ABOVE: This is where I live. I make a living by searching the desert for meteorite fragments, which I sell on e-bay. My main companions are rattlesnakes and UFOs. My only connection with the real world is that satellite dish. Just as nothing ever happens out here, anything can.
Just kidding. Actually I do live in a desert (Arizona) and even though water here is scarce, the local utility companies charge much less for water than do utility companies in parts of the USA that have abundant water.
For example, a family of four in Las Vegas NV using 100 gallons per person per day will pay on average $32.93 a month, compared to $72.95 for the same amount of water in Atlanta, which has more than ten times the amount of average annual rainfall as Las Vegas.

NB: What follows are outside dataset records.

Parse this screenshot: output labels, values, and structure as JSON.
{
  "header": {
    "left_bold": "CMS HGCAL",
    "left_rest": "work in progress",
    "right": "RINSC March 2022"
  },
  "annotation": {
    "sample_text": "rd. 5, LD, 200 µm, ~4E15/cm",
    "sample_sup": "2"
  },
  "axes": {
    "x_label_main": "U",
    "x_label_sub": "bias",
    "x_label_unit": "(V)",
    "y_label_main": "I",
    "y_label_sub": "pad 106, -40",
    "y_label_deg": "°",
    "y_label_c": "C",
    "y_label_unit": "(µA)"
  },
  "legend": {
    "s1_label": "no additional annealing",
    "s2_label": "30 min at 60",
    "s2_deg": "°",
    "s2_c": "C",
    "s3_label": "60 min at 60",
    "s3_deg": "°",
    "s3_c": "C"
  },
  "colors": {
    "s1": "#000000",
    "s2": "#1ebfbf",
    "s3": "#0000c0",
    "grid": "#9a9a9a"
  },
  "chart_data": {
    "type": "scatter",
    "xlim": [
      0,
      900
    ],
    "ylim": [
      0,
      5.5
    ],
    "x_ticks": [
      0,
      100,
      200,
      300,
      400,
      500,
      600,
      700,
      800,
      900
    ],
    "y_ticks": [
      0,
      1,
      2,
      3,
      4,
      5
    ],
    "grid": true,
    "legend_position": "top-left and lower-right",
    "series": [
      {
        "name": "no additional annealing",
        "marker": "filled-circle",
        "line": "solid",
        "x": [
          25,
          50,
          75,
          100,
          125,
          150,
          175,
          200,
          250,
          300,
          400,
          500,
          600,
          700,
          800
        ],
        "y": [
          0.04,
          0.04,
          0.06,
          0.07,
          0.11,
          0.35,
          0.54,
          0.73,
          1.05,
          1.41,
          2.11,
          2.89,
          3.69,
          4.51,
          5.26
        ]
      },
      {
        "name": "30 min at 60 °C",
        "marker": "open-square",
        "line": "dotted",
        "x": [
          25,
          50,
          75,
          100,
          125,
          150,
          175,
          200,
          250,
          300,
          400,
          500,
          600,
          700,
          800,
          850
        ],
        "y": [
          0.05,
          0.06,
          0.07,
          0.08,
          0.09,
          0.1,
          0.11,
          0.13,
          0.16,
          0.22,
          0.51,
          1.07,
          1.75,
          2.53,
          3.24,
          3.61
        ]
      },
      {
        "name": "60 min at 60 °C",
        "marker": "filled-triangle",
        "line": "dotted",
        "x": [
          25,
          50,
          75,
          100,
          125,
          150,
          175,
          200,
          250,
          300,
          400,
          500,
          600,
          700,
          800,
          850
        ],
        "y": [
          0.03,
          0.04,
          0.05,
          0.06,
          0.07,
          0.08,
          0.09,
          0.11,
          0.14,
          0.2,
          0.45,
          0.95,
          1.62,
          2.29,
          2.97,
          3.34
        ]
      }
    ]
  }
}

Indeed, even though I live in a desert, I pay half as much for water as do people who live on the edge of the Great Lakes, which are the largest bodies of fresh water in the world, comprising 95,160 square miles, or one-fifth of all the fresh water on the surface on the earth.
Why do I pay half as much?
Because the water infrastructure in AZ (dams, canals, pipelines, etc.) was built fifty years ago or more before austerity mania consumed the planet. It was built with federal funds that the U.S. government created out of thin air. The Central Arizona Project, Hoover Dam, California’s State Water Project, Colorado’s Big Thompson Project, and so on were all paid for by U.S. taxpayers the U.S. government.
Meanwhile in places with plenty of water (e.g. the Great Lakes region) there was, comparatively speaking, less historical demand for federally funded water infrastructures.
As a result, by the time local water infrastructures were needed, the USA had adopted austerity mania, such that water infrastructures had to be locally financed. This means corruption, shoddy workmanship, poor maintenance, ever-higher water bills, and a growing number of catastrophes like Flint Michigan, where the local water has caused tens of thousands of kids to have irreversible brain damage.
Detroit citizens (the poor ones anyway) are having their water cut off, despite being near the edge of Lake Huron, which is over 200 miles long, 183 miles wide, and 750 feet deep.
Arizona has 128 lakes and ponds, whereas Massachusetts has almost 3,000. And yet, a family of four using 100 gallons per person each day will pay on average $34.29 a month for water in Phoenix, compared to $65.47 for the same amount in Boston. (And Boston gets almost seven times as much rain, in inches, as does Phoenix.)
Moreover, in places where the water infrastructure was constructed using local funds, the less water consumption there is, the higher the water rates climb. (Someone has to pay back the endless debt from all those bond sales.) Therefore, as industries move overseas, causing towns and cities to die, local water rates go up to compensate for the loss in revenue. Water sales in Milwaukee dropped 41 percent from 1976 to 2008, primarily because water-intensive breweries and tanneries went out of business, or left town. As a result, water bills rose by almost the same percentage.
Santa Fe NM already has one of the highest water rates in the USA. Because water is scarce, and current groundwater use is unsustainable, the city of Santa Fe is building the Buckman Direct Diversion to tap water from the San Juan-Chama diversion. Since this is a non-federal project, the $187 million cost is being jointly paid by the city of Santa Fe and the county of Santa Fe. With interest charges and whatnot, this means it will never be paid off. Either that, or the city and county of Santa Fe will have to impose massive austerity to get their overall expenses under control.
Today all the poverty and inequality is sustained by the Big Lie that the U.S. government is “broke,” and needs tax revenue. The Big Lie continues because everyone uses it for his own ends. Right-wingers use it as an excuse to demand cuts in social programs. Left-wingers use it as an excuse to demand increases in taxes.
What have the technology, the manpower, the materials, and the money to solve any water problem that faces us.
The only thing we lack is the will to stop believing the Big Lie.